While each potential proposal that could undermine encryption is slightly different, the Internet Society’s Voge says that they’ve been met with some “stronger” pro-encryption voices coming from government or law enforcement services around the world, particularly when it comes to protecting national security.

In December, two officials from the US Cybersecurity and Infrastructure Security Agency (CISA) and the FBI, encouraged more people to use encrypted communications systems after China’s Salt Typhoon hackers gained deep access to US telecoms providers, exposing unencrypted calls and texts. “Encryption is your friend, whether it’s on text messaging or if you have the capacity to use encrypted voice communication,” one of the officials said.

Voge points out that as well as CISA and the FBI’s calls to use encrypted messaging, the Swedish armed forces has specifically cleared Signal for use with unclassified material, saying it can stop messages and calls from being intercepted by third parties.

Ahead of the UK’s March 14 legal hearing about the backdoor order reportedly made to Apple, US senators and privacy groups urged there to be more transparency about the demands and the risks to global encryption it presents. A bipartisan group of five members of Congress said the “cloak of secrecy” should be removed.

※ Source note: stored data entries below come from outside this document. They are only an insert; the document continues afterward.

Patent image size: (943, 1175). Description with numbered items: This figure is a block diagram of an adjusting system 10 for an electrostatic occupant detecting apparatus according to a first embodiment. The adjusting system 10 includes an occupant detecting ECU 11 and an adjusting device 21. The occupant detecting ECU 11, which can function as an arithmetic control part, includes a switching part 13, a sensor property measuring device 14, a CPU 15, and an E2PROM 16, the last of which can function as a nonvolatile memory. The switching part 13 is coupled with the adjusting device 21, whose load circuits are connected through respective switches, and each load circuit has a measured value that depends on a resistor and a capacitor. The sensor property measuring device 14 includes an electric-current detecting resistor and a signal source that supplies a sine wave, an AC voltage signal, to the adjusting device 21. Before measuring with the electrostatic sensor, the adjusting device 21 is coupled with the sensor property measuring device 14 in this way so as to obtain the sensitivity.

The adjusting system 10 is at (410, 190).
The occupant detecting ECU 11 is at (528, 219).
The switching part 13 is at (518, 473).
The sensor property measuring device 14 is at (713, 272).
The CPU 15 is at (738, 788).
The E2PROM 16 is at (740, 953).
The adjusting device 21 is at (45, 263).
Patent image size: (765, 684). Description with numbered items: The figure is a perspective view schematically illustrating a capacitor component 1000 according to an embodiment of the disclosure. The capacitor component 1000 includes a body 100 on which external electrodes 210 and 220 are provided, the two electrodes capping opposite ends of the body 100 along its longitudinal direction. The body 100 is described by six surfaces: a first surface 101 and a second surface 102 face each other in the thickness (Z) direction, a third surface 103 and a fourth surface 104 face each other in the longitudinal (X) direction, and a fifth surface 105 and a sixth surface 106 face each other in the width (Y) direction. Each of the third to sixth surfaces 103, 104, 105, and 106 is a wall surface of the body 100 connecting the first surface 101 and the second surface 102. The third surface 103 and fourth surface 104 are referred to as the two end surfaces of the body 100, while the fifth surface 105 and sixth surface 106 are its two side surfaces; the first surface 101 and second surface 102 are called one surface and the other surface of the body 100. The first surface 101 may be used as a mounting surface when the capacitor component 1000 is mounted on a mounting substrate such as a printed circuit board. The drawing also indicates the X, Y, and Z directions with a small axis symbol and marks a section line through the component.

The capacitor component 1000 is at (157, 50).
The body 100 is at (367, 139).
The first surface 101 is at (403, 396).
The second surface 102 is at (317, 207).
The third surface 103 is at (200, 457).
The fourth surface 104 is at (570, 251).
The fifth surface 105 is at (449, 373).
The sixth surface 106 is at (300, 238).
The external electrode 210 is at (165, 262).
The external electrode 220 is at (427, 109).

UK civil liberties groups Privacy International and Liberty also filed legal challenges over the secrecy of the proceedings. “While the UK Government seems to have come for Apple today, tomorrow it may be any other big tech companies, such as Google and Microsoft, and the day after it could be Signal, your VPN Provider, Proton and others,” Privacy International said in a statement.

Ultimately, Access Now’s Maheshwari says, efforts to defend encryption will almost certainly continue, as they have for decades, to protect people’s human rights.

“Encryption right now is exceptionally important because it's a crucial enabler of the full spectrum of human rights,” Maheshwari says. “It’s not just privacy. It is what enables you to speak freely, to exercise your freedom of expression, to organize, to assemble, to associate.”